Press
8 Questions for Arpita Das;
Bio: Arpita Das
What have you been busy with lately?
With the launch of the Yoda Press fiction list. Since December we have launched three titles in the list and are now working on the fourth.
We are also making plans to launch the Yodakin podcast series.
You are a publisher, an editor, an advisor, a lecturer, you were a bookseller – which is your favourite occupation?
I would have to say that commissioning new books---homing in on one subject that would make an exciting book and approaching the right person to write it and getting her excited about it--- is something I absolutely love to do. And then giving the manuscript shape, developing it with the author. I do also love lecturing publishing students very much. It fills me with hope and a sense of a limitless, exhilarating future when I see young people excited about making books.
What is the biggest challenge for the Indian Publishing Industry nowadays?
Instead of seeing it as a challenge I see it as an opportunity to think in terms of cross-border/media content and how far it will go. Paying lip service to it will only take you so far. Cross-border/media content and knowledge production has to be accomplished in a really imaginative and deep-as-marrow manner. That's when its impact will make itself felt genuinely. Till then, it's just window-dressing.
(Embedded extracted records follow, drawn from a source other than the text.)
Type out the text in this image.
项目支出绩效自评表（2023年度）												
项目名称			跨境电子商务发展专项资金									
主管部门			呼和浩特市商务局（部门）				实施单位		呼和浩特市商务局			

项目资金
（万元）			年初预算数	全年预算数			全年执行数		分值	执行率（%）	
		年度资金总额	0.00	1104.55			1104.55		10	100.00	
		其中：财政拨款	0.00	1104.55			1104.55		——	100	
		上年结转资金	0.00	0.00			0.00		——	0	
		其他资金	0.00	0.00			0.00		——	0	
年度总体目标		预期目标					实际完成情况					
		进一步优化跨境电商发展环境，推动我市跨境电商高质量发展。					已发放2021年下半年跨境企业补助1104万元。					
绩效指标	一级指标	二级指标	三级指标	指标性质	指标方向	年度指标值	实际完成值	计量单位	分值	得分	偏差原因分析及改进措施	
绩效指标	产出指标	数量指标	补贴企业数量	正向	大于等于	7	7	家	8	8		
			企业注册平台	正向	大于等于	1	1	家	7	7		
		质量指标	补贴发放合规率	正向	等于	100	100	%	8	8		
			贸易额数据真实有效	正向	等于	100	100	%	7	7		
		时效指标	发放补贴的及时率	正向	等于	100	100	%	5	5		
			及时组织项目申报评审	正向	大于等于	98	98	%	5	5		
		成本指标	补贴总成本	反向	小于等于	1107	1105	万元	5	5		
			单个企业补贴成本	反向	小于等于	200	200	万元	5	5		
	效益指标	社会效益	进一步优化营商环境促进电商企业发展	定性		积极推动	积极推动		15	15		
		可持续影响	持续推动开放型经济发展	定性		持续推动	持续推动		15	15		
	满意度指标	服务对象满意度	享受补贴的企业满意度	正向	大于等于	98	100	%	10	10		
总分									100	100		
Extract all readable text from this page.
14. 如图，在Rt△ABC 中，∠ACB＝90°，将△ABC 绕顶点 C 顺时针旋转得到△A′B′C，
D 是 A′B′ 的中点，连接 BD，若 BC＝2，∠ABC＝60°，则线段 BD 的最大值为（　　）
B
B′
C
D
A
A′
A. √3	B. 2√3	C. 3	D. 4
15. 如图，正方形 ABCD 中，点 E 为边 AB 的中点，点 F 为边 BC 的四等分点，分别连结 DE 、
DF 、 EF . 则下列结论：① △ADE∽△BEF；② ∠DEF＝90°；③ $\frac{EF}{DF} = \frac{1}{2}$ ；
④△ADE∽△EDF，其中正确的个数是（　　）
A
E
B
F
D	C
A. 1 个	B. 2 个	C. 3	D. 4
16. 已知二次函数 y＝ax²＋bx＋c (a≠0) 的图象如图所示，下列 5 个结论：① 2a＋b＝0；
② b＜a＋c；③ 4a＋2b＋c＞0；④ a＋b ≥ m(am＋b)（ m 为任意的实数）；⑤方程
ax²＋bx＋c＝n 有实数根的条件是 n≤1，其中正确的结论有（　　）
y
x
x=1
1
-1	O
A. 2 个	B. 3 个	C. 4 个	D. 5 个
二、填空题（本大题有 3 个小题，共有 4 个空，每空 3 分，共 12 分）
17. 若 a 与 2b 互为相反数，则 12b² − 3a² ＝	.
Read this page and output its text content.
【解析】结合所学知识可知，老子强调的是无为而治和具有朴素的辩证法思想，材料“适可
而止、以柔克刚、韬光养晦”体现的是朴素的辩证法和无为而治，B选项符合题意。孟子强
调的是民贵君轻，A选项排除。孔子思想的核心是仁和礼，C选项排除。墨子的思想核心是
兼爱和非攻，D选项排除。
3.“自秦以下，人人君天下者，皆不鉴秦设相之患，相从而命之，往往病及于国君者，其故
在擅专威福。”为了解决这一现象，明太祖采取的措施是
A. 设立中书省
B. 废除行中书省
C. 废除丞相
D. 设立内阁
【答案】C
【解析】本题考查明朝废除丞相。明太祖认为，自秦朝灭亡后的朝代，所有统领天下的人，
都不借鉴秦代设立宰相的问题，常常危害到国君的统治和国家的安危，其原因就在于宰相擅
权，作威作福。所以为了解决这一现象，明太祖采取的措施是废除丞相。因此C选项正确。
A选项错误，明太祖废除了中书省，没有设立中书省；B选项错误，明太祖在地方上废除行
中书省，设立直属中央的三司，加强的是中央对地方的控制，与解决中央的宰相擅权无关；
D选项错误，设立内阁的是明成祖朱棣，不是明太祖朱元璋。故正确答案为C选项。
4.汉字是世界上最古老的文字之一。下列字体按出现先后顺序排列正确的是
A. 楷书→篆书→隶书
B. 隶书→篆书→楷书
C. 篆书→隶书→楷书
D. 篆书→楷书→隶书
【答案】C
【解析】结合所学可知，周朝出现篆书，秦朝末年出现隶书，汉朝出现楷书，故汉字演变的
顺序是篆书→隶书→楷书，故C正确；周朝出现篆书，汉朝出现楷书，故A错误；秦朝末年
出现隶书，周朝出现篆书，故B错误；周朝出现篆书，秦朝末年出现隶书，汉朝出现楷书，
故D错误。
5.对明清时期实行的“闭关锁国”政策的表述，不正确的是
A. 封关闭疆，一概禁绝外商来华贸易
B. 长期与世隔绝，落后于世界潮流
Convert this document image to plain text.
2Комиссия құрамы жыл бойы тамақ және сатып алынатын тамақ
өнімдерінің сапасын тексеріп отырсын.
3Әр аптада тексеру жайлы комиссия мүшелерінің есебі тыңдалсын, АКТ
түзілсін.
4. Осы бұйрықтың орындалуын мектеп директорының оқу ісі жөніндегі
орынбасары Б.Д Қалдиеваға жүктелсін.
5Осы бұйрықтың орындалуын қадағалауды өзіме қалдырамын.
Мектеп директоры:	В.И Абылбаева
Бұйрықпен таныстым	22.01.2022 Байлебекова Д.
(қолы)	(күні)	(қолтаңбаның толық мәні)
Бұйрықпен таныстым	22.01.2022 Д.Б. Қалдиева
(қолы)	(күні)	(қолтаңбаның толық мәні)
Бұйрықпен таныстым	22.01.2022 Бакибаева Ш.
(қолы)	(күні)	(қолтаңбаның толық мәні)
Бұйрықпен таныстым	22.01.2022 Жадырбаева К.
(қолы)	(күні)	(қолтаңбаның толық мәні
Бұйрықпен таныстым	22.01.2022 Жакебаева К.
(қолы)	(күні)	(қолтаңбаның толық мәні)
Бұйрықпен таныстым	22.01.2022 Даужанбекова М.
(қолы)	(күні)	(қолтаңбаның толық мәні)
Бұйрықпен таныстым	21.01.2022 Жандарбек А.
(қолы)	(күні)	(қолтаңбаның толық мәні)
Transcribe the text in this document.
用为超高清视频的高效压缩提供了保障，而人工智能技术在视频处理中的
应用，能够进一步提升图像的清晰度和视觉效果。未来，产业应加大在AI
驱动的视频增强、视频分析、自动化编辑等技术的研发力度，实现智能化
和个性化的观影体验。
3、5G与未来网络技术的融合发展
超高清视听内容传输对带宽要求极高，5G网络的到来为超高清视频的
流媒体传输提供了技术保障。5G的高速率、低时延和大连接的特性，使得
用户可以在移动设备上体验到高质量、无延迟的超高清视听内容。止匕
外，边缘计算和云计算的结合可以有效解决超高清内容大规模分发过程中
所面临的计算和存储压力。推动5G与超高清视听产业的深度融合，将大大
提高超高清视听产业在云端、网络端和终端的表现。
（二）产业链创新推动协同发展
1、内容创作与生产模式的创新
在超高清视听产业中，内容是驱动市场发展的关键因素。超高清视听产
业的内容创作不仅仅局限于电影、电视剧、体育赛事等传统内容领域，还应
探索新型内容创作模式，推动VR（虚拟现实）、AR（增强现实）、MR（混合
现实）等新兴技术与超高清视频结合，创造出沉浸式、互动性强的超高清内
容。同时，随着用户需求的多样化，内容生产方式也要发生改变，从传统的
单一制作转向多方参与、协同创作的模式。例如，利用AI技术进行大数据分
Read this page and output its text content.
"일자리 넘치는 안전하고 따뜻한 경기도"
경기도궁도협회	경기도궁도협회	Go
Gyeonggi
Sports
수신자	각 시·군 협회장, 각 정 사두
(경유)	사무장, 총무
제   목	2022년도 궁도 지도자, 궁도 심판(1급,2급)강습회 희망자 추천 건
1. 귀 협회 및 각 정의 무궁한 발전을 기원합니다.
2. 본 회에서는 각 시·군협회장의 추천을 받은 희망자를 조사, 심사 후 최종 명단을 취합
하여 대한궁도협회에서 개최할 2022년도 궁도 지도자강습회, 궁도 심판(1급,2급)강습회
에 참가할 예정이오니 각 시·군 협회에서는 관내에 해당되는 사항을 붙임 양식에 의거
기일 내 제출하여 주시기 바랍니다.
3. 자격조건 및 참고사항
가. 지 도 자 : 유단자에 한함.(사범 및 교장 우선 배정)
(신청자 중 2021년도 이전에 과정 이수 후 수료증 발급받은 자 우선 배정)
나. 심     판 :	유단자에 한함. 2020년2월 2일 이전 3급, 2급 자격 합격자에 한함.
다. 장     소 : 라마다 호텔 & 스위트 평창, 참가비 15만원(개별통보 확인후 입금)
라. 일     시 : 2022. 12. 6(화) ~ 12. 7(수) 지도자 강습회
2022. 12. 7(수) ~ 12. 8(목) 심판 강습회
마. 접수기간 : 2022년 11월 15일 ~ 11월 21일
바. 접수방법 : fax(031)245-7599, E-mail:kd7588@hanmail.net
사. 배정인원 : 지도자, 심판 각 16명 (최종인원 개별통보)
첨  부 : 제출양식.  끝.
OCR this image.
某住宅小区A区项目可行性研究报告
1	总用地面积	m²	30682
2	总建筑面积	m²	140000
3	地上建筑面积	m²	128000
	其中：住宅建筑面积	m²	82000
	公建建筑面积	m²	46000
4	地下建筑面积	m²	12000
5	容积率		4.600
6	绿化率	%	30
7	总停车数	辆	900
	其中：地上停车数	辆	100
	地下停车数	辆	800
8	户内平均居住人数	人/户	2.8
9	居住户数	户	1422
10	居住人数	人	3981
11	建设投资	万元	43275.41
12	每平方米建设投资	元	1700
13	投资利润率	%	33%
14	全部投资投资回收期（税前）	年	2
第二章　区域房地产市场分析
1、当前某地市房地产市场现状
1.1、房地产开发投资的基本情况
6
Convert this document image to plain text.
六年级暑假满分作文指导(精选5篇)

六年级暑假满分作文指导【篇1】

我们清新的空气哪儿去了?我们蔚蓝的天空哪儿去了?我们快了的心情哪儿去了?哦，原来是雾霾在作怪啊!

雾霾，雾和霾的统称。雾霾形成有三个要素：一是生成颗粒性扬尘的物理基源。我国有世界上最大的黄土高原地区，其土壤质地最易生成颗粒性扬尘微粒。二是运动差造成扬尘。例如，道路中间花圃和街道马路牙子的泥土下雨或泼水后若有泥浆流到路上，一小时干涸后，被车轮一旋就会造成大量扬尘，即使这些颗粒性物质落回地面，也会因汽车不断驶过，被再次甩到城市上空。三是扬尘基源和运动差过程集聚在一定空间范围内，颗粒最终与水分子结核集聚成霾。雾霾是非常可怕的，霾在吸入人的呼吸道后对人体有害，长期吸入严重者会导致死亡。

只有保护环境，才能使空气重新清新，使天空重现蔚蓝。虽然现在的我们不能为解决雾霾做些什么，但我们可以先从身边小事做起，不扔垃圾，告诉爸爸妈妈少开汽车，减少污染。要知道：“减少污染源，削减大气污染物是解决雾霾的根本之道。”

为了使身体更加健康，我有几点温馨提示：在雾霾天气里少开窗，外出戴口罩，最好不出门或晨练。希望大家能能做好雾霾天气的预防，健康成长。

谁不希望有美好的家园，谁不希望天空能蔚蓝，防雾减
Additionally to your publishing house you founded the self-publishing platform authors upfront – why did you do that? Does it not interfere with your regular work as a publisher?
Self-publishing is a natural space for an editor who works well with authors because more and more authors will continue to self-publish anyway. With the technology at their fingertips, there's no stopping that. But as an editor I can give these works shape, structure, improve their quality, help pitch them right in the market. And that is exciting. Particularly so with the sort of books I handle at AuthorsUpFront which are mostly by whistleblowers.
New Delhi is the centre of Indian Publishing, Mumbai the centre of the film industry – why?
That's an interesting question. I suppose that is how it historically began and developed. A large part of the publishing industry in Delhi grew out of families who had migrated to Delhi from Pakistan after Partition. Lahore had always been a literary hub. So was Delhi historically. So the emergence of the capital as a publishing hub was, I suppose, an organic development. As for Mumbai, it already had a strong visual tradition via stage in the form of the Marathi Natya and Parsi Theatre, so the film industry had a natural foundation there.
How does your work with the Mumbai Film Festival blend in with your publishing work?
The two verticals I curate at the Mumbai Film Festival are both book-related ones. The first is the Book Award for Excellence in Writing on Cinema, in English and Hindi, where we find and celebrate the most exciting voices in writing on cinema in India. The second vertical, Word to Screen, is an annual market where a curated list of books are pitched for optioning by the authors, publishers or agents to studios and producers in cinema, TV and digital. So with the first one, we are trying to encourage more and improved writing on cinema, and with the second, we are trying to find the best content to translate to screen. It's this convergence of media that I love.
Where do you see the biggest similarities between the two spaces? What are the chances of a closer cooperation?
Well, both tell stories, ultimately. And the better you tell stories, the more closely people will listen. What would really excite me are experiences where book and film tell stories together. I think in the era of VR and AR, a lot of this is now beginning to happen. It remains to be seen how it develops.
Have you ever been to China? What do you expect from your participation at the StoryDrive conference in Beijing?
I have never been to Mainland China. Have been to Taipei recently though. And am incredibly excited, particularly to see the Forbidden City since I was first and foremost a student of history, and will always remain one.
The concept of StoryDrive is thrilling for me, with my own interest in cross-media collaborations, and I hope to meet and engage with likeminded professionals, and learn a lot.